Sun was one that she recorded herself on her 1968 album Take a Picture, the only one ever released. The album's genre is categorized as Sunshine Pop and Baroque Pop on Wikipedia, the latter an especially apt description for the record's other songs that incorporated themes from Bach. Sun feels like it certainly fits in somewhere between those two genres, but there's just something special that sets it apart. I think Rahill identified it beautifully when she described her cover:
"This rendition of Sun embellishes all the things about her I love, her dips into the surreal, her airy jazz impressions and [of course] her unparalleled lyrical wit."
"This rendition of Sun embellishes all the things about her I love, her dips into the surreal, her airy jazz impressions and [of course] her unparalleled lyrical wit."
"Dips into the surreal" is such a perfect way to put it, and obviously informed how she wanted to approach the cover. There's a gorgeous spiritual feeling of light psychedelia here that reminds me a bit of The Beatles' Within You Without You. It's a beautiful tribute that I believe Margo Guryan would have loved had she lived to hear it.
SOMETHING... IRISH
Sinéad O'Connor - Famine
1994
Sinéad O'Connor - Famine
1994
Okay, I want to talk about Ireland.
With only a few days since St. Patrick's Day while still in the midst of Women's History Month, I figured we ought to shine a light on the brilliant, sorely missed Sinéad O'Connor.

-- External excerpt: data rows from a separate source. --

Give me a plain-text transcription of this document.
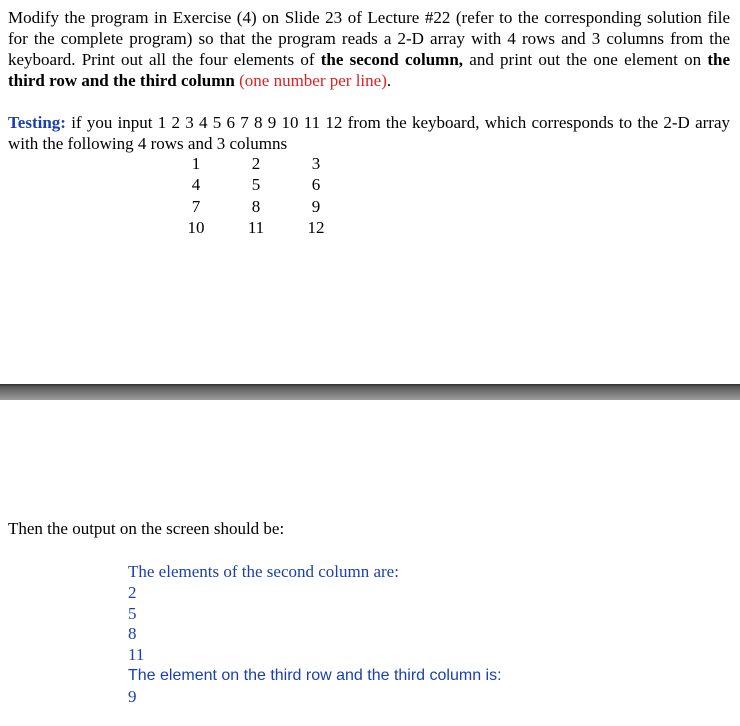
Modify the program in Exercise (4) on Slide 23 of Lecture #22 (refer to the corresponding solution file for the complete program) so that the program reads a 2-D array with 4 rows and 3 columns from the keyboard. Print out all the four elements of the second column, and print out the one element on the third row and the third column (one number per line).

Testing: if you input 1 2 3 4 5 6 7 8 9 10 11 12 from the keyboard, which corresponds to the 2-D array with the following 4 rows and 3 columns

1	2	3
4	5	6
7	8	9
10	11	12

Then the output on the screen should be:

The elements of the second column are:
2
5
8
11
The element on the third row and the third column is:
9
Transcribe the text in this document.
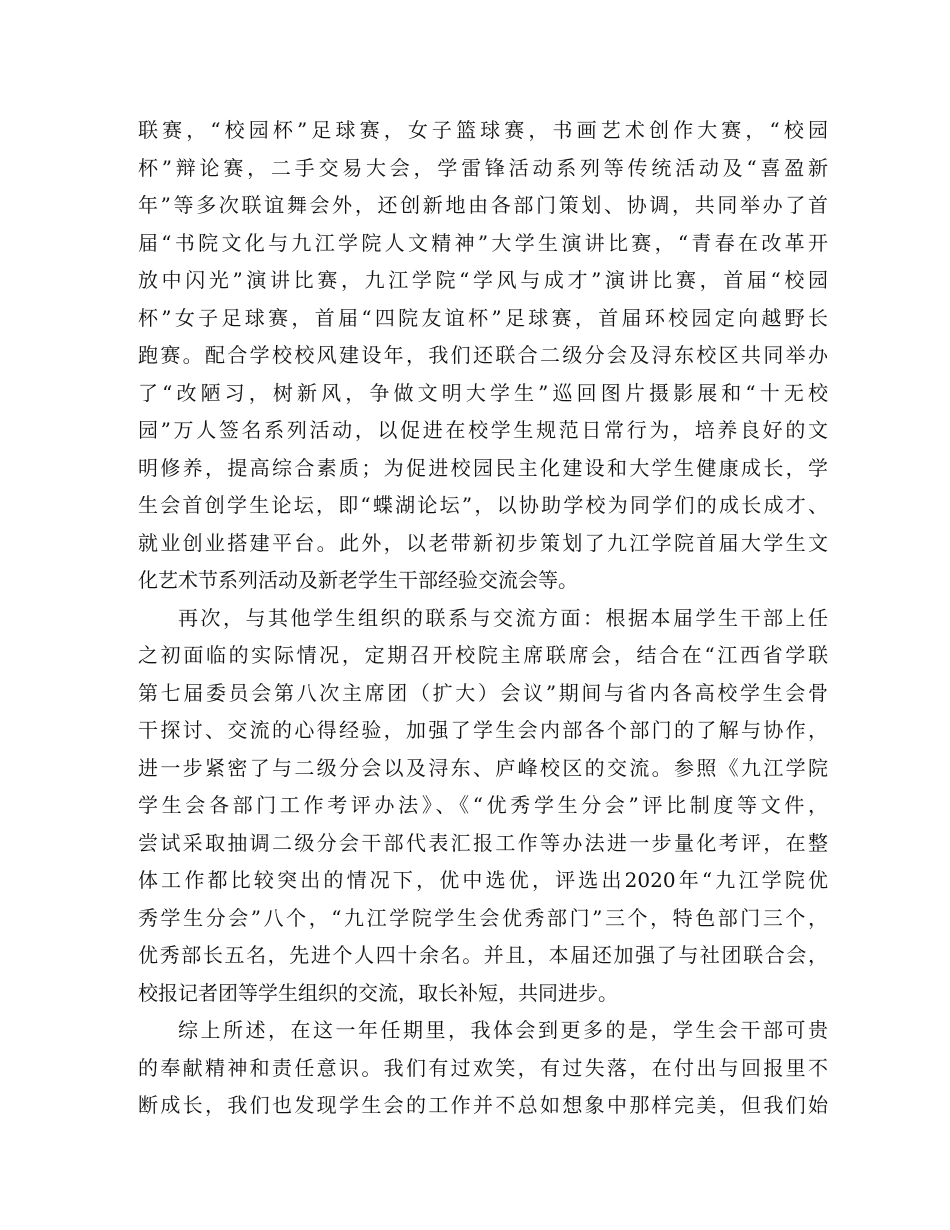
联赛，“校园杯”足球赛，女子篮球赛，书画艺术创作大赛，“校园
杯”辩论赛，二手交易大会，学雷锋活动系列等传统活动及“喜盈新
年”等多次联谊舞会外，还创新地由各部门策划、协调，共同举办了首
届“书院文化与九江学院人文精神”大学生演讲比赛，“青春在改革开
放中闪光”演讲比赛，九江学院“学风与成才”演讲比赛，首届“校园
杯”女子足球赛，首届“四院友谊杯”足球赛，首届环校园定向越野长
跑赛。配合学校校风建设年，我们还联合二级分会及浔东校区共同举办
了“改陋习，树新风，争做文明大学生”巡回图片摄影展和“十无校
园”万人签名系列活动，以促进在校学生规范日常行为，培养良好的文
明修养，提高综合素质；为促进校园民主化建设和大学生健康成长，学
生会首创学生论坛，即“蝶湖论坛”，以协助学校为同学们的成长成才、
就业创业搭建平台。此外，以老带新初步策划了九江学院首届大学生文
化艺术节系列活动及新老学生干部经验交流会等。
再次，与其他学生组织的联系与交流方面：根据本届学生干部上任
之初面临的实际情况，定期召开校院主席联席会，结合在“江西省学联
第七届委员会第八次主席团（扩大）会议”期间与省内各高校学生会骨
干探讨、交流的心得经验，加强了学生会内部各个部门的了解与协作，
进一步紧密了与二级分会以及浔东、庐峰校区的交流。参照《九江学院
学生会各部门工作考评办法》、《“优秀学生分会”评比制度等文件，
尝试采取抽调二级分会干部代表汇报工作等办法进一步量化考评，在整
体工作都比较突出的情况下，优中选优，评选出2020年“九江学院优
秀学生分会”八个，“九江学院学生会优秀部门”三个，特色部门三个，
优秀部长五名，先进个人四十余名。并且，本届还加强了与社团联合会，
校报记者团等学生组织的交流，取长补短，共同进步。
综上所述，在这一年任期里，我体会到更多的是，学生会干部可贵
的奉献精神和责任意识。我们有过欢笑，有过失落，在付出与回报里不
断成长，我们也发现学生会的工作并不总如想象中那样完美，但我们始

By interpolating the famed Eleanor Rigby chorus, O'Connor asks Lennon and McCartney's pressing question about the lonely people: where do they all come from?
She may not precisely answer that query, but she answers some of a similar gravity:
Where did the poverty come from?
Where did the high rates of addiction come from?
Where did the potato famine come from? (Hint: it was not a famine)
Where did the poverty come from?
Where did the high rates of addiction come from?
Where did the potato famine come from? (Hint: it was not a famine)
The answer is, unsurprisingly, England.
In only five minutes in this unique hip hop track, Sinéad explores how colonial oppression imposed intentional starvation in Ireland and set in motion centuries of future intergenerational trauma weaved in the nation that has caused alcoholism, drug addiction, violence, child abuse, loss of culture, and overall "massive self-destruction."
Sinéad never shied away from talking about uncomfortable topics, knowing that we cannot allow discomfort to excuse and effectively culturally sanction acts of genuine evil. Her reputation for unfettered honesty did not encourage the world to be kind to her, but her resilience in spite of it makes her even more of one of the most significant female songwriters (and public figures in general) we've seen.